Sedangkan Emil tampak memperlihatkan gestur dan raut tegang sejak Brigita memanggil keduanya untuk bersiap menerima jawaban.
Saat closing statement penutup debat ketiga, baik Khofifah dan Gus Ipul tampil normatif menyampaikan harapan sembari membawa pesan damai.
Ada sesuatu yang menarik ketika Puti ikut menutup omongan Gus Ipul: Puti meminjam nama besar Bung Karno, kakeknya. “Di hadapan lukisan Bung Karno, kami berdua menjadi penyambung lidah rakyat Jawa Timur.” Tampaknya latar belakang trah keluarga Sukarno yang dimiliki Puti ingin benar-benar ditegaskan guna meyakinkan para pemilih.
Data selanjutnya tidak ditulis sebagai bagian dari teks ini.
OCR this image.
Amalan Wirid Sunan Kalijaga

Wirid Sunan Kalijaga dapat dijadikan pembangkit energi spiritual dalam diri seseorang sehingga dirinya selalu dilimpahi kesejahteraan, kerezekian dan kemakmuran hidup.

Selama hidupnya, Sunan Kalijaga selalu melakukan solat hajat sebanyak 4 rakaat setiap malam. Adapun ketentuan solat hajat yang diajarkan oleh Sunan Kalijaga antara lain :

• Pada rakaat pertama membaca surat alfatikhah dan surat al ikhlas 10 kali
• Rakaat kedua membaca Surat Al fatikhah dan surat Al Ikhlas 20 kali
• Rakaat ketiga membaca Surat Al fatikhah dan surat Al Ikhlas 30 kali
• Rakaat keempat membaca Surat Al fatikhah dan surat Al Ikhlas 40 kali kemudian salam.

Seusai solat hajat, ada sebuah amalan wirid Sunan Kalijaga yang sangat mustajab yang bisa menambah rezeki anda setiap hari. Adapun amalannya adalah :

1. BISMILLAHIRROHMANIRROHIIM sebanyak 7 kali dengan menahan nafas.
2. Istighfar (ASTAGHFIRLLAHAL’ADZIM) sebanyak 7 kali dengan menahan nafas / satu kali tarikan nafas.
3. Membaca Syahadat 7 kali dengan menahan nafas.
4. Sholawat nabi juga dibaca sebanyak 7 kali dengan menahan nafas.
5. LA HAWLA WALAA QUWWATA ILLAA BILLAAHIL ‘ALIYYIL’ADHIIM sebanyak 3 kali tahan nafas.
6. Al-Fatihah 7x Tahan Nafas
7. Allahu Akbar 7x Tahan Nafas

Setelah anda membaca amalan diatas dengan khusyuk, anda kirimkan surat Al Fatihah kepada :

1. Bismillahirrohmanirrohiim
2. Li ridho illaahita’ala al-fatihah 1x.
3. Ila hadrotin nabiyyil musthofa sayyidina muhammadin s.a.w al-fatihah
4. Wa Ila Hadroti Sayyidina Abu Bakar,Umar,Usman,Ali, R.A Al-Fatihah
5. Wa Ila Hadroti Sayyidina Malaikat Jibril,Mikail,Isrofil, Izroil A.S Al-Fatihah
Segera setelah meminjam nama Bung Karno, kedua tangan Puti sejurus menadah ke atas sambil menggerakkan beberapa jari. Ia mulai berdoa dengan lantang, memohon ketenteraman dan kemakmuran.
Emil terlihat mengamati tingkah Puti, sembari mengangkat sedikit kedua bahunya.